Les autres élus sont un homme de l'appareil, Dimitris
Papadimoulis, et deux professeurs de droit, Konstantinos
Chrysogonos, et Yorgos Katrougkalos.
Elections législatives anticipées
Alexis Tsipras peut se targuer d'avoir réussi sa campagne
électorale, remplie de meetings tant en Grèce qu'en Europe, où
il portait la voix du PGE, le Parti de la gauche européenne qui
l'avait désigné en décembre comme son candidat à la Commission
européenne. Cette candidature, qui lui a conféré en Grèce une
stature internationale, a nettement joué en sa faveur. Pour
autant, au niveau européen, les scores de dimanche n'attestent
pas de l'« effet Tsipras » escompté. Certes, la coalition « L'autre Europe avec Tsipras » en Italie parvient à
placer 3 eurodéputés et semble amorcer la reconstruction d'une
gauche alternative, mais le poids de cette formation reste
extrêmement faible au regard des 74 eurodéputés que compte
l'Italie. Die Linke en Allemagne ne fait que 7,40 % … tandis
qu'en France, le Front de gauche ne fait que 6,34 %. La figure
de Tsipras semble encore lointaine pour nombre d'électeurs
européens et le leader grec a vraisemblablement manqué d'une
équipe dédiée à sa campagne européenne. Ce sont en définitive
les forces qui siègent également sur les bancs de la GUE (Gauche
unitaire européenne) sans toutefois faire partie du PGE, qui
connaissaient dimanche soir une progression, à l'image du PCP,
le parti communiste du Portugal.
À Athènes, le quadragénaire à la tête de cette gauche de
la gauche avait de quoi se réjouir dimanche soir. « Malgré sa
propagande manifeste axée sur la peur, le gouvernement Samaras
et la politique des mémorandums d'austérité a été condamnée de
manière évidente.
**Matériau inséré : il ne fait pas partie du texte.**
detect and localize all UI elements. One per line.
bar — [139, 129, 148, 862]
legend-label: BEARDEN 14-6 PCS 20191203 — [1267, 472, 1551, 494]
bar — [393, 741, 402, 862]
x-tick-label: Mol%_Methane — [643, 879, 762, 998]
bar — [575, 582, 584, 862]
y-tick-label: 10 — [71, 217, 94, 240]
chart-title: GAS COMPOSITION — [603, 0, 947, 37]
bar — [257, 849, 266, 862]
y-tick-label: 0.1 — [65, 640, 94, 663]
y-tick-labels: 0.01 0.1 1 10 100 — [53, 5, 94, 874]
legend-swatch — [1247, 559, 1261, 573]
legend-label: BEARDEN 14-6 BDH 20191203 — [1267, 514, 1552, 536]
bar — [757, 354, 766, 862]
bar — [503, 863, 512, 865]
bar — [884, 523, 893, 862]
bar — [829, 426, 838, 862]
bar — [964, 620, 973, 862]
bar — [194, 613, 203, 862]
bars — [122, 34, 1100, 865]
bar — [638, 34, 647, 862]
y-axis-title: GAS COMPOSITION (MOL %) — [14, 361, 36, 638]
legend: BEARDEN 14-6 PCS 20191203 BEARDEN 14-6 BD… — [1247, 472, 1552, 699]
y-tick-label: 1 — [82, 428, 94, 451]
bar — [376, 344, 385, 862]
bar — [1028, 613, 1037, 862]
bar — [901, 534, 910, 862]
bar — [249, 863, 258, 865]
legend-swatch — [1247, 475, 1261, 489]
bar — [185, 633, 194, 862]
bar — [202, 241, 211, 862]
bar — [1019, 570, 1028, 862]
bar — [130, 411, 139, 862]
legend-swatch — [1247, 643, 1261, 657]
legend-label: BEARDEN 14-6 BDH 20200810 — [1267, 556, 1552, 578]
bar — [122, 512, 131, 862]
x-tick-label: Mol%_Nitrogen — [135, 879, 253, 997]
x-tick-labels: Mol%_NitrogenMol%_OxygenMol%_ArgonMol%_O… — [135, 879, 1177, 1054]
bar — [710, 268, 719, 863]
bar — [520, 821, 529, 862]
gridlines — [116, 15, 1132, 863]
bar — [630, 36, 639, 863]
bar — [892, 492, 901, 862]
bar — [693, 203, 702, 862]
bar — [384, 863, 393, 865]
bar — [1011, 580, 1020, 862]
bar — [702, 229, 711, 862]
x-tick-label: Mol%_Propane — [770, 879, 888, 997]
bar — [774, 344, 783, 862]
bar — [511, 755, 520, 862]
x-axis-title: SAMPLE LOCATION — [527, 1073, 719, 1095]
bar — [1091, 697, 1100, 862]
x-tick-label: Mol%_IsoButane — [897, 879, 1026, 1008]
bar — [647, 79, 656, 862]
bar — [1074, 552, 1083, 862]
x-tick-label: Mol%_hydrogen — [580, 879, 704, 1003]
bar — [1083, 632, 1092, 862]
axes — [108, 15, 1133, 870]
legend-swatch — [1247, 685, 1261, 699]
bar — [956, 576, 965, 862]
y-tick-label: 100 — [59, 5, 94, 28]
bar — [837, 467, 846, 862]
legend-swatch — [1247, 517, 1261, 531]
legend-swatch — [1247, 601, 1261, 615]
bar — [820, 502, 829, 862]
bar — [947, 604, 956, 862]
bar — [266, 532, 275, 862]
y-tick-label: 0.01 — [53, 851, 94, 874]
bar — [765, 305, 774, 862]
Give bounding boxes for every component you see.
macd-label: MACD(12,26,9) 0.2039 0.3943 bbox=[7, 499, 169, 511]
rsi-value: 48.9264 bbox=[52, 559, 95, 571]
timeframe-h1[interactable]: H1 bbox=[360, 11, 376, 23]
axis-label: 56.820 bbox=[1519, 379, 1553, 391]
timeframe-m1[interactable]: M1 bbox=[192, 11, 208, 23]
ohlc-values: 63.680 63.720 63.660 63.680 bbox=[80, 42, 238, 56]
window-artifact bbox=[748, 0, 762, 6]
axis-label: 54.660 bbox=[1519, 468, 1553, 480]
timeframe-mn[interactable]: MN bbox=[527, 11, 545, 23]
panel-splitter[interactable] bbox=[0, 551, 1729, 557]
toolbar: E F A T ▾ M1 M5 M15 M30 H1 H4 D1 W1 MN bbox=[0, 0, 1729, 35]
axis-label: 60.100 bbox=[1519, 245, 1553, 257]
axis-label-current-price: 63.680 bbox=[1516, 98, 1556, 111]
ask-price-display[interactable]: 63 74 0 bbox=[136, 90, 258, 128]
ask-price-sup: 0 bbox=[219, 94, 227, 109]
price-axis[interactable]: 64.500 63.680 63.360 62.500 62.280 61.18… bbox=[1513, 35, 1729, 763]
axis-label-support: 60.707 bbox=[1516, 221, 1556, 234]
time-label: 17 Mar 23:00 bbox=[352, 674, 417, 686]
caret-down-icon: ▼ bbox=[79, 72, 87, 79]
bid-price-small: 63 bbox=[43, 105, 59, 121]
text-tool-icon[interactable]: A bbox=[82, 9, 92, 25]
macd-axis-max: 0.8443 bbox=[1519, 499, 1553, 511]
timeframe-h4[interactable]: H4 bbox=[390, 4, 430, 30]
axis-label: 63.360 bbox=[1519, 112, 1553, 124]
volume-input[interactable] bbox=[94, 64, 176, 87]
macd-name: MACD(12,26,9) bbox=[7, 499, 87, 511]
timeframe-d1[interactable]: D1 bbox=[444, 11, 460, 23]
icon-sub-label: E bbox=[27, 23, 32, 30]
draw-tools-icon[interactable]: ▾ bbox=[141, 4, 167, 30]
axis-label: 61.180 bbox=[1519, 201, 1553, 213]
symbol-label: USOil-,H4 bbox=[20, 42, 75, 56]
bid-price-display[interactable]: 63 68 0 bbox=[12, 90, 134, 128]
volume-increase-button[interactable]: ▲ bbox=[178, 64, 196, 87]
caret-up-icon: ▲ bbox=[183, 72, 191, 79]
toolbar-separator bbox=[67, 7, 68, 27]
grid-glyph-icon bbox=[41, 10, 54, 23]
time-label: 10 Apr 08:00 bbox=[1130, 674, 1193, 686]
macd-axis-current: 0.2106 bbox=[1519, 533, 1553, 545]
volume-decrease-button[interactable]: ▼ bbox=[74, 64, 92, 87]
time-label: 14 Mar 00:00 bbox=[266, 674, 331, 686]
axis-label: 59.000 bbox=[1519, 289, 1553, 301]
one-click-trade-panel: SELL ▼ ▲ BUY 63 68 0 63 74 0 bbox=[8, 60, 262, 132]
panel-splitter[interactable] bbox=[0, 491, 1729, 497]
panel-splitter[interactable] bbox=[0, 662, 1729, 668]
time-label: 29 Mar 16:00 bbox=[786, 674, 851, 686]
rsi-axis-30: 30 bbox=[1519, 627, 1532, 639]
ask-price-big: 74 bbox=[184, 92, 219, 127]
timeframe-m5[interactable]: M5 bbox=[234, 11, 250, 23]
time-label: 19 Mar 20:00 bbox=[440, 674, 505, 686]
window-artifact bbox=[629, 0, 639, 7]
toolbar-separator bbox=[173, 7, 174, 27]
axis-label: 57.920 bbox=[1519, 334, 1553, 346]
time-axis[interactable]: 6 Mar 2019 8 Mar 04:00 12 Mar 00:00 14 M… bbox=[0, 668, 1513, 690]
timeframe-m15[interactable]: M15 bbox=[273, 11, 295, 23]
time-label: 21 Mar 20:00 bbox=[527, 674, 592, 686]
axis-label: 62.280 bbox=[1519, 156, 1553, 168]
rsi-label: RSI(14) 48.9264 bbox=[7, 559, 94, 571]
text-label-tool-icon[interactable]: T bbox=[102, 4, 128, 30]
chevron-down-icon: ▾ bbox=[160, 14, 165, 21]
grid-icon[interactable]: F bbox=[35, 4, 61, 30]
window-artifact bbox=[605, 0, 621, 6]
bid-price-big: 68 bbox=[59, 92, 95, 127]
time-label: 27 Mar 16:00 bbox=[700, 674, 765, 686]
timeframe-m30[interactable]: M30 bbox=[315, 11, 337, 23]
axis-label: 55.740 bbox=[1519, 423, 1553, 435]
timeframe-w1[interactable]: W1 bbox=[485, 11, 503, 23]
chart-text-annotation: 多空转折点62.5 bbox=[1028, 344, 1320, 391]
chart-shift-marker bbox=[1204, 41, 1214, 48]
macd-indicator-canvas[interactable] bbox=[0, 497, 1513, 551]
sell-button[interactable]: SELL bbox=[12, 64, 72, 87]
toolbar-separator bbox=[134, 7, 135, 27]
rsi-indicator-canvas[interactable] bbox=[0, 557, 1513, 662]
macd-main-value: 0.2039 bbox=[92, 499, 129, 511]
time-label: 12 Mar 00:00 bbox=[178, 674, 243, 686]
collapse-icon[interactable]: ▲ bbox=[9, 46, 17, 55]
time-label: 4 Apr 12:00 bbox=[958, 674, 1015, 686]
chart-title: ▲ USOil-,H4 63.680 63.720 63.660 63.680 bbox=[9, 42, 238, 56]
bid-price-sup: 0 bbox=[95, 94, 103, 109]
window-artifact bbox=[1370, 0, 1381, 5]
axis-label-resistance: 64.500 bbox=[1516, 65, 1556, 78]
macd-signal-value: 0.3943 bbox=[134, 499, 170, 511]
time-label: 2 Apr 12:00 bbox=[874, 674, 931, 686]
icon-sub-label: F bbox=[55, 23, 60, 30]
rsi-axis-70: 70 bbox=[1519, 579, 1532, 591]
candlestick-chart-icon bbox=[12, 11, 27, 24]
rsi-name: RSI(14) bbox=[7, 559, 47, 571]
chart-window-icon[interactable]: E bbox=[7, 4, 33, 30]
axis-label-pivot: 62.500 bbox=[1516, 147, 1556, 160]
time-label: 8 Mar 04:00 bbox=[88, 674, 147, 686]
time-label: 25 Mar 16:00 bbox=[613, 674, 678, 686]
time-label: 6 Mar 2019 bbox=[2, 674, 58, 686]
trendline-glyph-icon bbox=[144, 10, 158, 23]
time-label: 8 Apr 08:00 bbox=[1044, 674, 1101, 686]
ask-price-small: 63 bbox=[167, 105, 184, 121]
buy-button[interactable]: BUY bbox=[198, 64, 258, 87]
Et pour la première fois dans
l'histoire de notre pays, la gauche a été désignée première
force politique et ce, avec un écart important. Et pour la
première fois, nous avons un grand renversement dans la plus
grande région du pays », a déclaré
le président de Syriza depuis
le siège de son parti. Tout sourires devant les caméras, il a
tenu à féliciter les électeurs : « Nous nous
réjouissons de ce grand pas qu'a fait une partie importante de
la population qui a bravé les chantages de dernière minute à
l'intérieur et à l'extérieur du pays. » Puisque ce
résultat « démonte
toute apparence de légitimité du gouvernement et de sa
politique », la conclusion est évidente, pour Alexis
Tsipras : « Le
respect de la démocratie exige de faire appel à un nouveau
verdict populaire, le plus tôt possible, afin de restaurer la
normalité politique. C'est cela, le message des urnes. » Autrement
dit, des élections législatives anticipées : c'est-à-dire le
credo de Syriza depuis déjà l'été dernier, lorsque le
gouvernement Samaras avait entrepris, en quelques heures, de fermer l'audiovisuel public grec,
suscitant une vive protestation de la société grecque. Cette
fois-ci, le résultat des urnes a confirmé le large désaveu des
électeurs face à un gouvernement qui a continué de s'entêter
dans sa politique d'austérité, et ce n'est pas le saupoudrage de
quelques mesures d'accompagnement social pour les plus démunis,
cet hiver, qui a changé la donne.
Transposé à des élections législatives nationales, le
résultat de Syriza à ce scrutin européen lui donnerait 130
sièges à la Vouli... tandis que Nouvelle Démocratie n'en
obtiendrait que 69, ce qui renverserait complètement le rapport
de force actuel au parlement et provoquerait un changement de
gouvernement. Reste que pour détenir une majorité au parlement
grec, qui compte 300 députés, le Syriza devrait encore trouver
des alliances – une gageure quand on sait combien le dialogue
est rompu avec le très orthodoxe KKE et quand l'on constate
qu'un allié potentiel, Dimar (« Gauche démocratique »), pendant
un temps partenaire du PASOK au sein du gouvernement, a
définitivement entériné sa disparition de l'espace politique
dimanche soir. Dernier scénario, auquel Alexis Tsipras ne s'est
jamais formellement opposé : l'alliance avec la droite populiste
des « Grecs indépendants », une formation anti-austérité issue
en 2012 d'une scission avec Nouvelle Démocratie. Une telle
configuration serait toutefois difficile à faire passer auprès
de la base, tant l'alliance paraîtrait scabreuse et
contre-nature.
Pour
l'heure, le gouvernement se tient droit dans ses bottes et ne
semble pas vouloir entendre le message des électeurs grecs. « Avec son vote,
le peuple grec a envoyé un message au gouvernement, mais il
n'a pas réussi à provoquer le renversement que voulait le
Syriza ! », a déclaré le premier ministre Antonis
Samaras dimanche soir, martelant, comme pendant la campagne : « Le gouvernement
reste garant de la stabilité et de la trajectoire normale du
pays. » Les
deux principaux quotidiens lui ont emboîté le pas. « Victoire sans
renversement », titrent le quotidien conservateur Kathimerini et le pro-gouvernemental Ta Nea, réfutant,
d'emblée, le scénario d'élections législatives anticipées.